Präparate auf Basis von *Bacillus thuringiensis* (Bt) wirken als Fraßgifte und müssen von den Larven aktiv aufgenommen werden. Da UV-Strahlung die Bt-Sporen rasch abbaut, sollte die Anwendung in den späten Nachmittagsstunden oder bei bedecktem Himmel erfolgen. Zudem ist eine warme Witterung vorteilhaft, da die Larven dann aktiver fressen und somit schneller eine letale Dosis des Endotoxins aufnehmen.
Wie finde ich im Agronomy-Portal zugelassene Pflanzenschutzmittel gegen diesen Schaderreger?
Nutzen Sie die Suchfunktion im Hub und filtern Sie nach der Kultur 'Weinrebe' und dem Schaderreger 'Einbindiger Traubenwickler' oder dem EPPO-Code 'CLYSAM'. Das System listet Ihnen alle aktuell für diese Anwendung registrierten Pflanzenschutzmittel inklusive der zugelassenen Aufwandmengen, maximalen Anwendungen und einzuhaltenden Wartezeiten auf.
Warum ist die Bekämpfung der ersten Generation (Heuwurm) oft weniger kritisch als die der zweiten (Sauerwurm)?

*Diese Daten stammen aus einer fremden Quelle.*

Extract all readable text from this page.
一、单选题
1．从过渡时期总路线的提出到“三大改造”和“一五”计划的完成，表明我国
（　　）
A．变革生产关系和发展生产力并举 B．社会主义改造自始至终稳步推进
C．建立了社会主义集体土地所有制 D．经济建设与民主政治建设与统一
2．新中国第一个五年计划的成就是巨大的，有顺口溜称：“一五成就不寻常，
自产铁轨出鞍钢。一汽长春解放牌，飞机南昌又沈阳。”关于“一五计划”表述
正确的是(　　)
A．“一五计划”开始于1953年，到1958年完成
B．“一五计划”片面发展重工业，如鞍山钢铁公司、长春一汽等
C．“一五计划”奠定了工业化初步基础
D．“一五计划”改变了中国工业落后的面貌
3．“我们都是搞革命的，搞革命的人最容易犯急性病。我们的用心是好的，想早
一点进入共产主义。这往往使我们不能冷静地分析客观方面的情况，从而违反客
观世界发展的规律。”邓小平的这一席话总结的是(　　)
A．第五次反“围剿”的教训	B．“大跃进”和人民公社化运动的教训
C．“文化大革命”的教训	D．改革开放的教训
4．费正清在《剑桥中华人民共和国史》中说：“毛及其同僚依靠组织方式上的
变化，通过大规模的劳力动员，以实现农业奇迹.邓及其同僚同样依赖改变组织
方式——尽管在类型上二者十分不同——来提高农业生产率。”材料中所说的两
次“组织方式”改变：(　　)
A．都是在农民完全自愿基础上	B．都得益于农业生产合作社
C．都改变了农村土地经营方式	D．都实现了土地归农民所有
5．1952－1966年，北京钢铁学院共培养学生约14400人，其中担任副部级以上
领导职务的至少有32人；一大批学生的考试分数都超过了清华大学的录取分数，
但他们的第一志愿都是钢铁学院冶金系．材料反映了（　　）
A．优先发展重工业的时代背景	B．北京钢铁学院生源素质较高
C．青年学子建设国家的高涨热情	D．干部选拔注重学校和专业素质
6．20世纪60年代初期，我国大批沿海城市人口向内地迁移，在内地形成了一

Die Rebe besitzt ein hohes Kompensationsvermögen für Blütenverluste in der Gescheinsphase; mäßiger Fraß des Heuwurms führt selten zu direkten Ertragseinbußen. Der Sauerwurm hingegen schädigt die reifenden Beeren direkt. Die verletzte Beerenhaut dient als Eintrittspforte für Essigfäulebakterien und *Botrytis cinerea*, was zu einer schnellen Fäulnisübertragung in der gesamten Traube führt und die Weinqualität massiv beeinträchtigt.
Welche Rolle spielen Temperatursummenmodelle bei der Terminierung von Behandlungen?
Da die Entwicklung von Ei und Larve stark temperaturabhängig ist, helfen Gradtag-Modelle (GDD), den optimalen Spritztermin exakt vorherzusagen. Insbesondere bei ovizid oder larvizid wirkenden Pflanzenschutzmitteln muss die Anwendung genau im Fenster des Hauptschlüpftermins liegen, was durch die Kombination aus Pheromonfallen-Fängen und Temperatursummen präzise berechnet werden kann.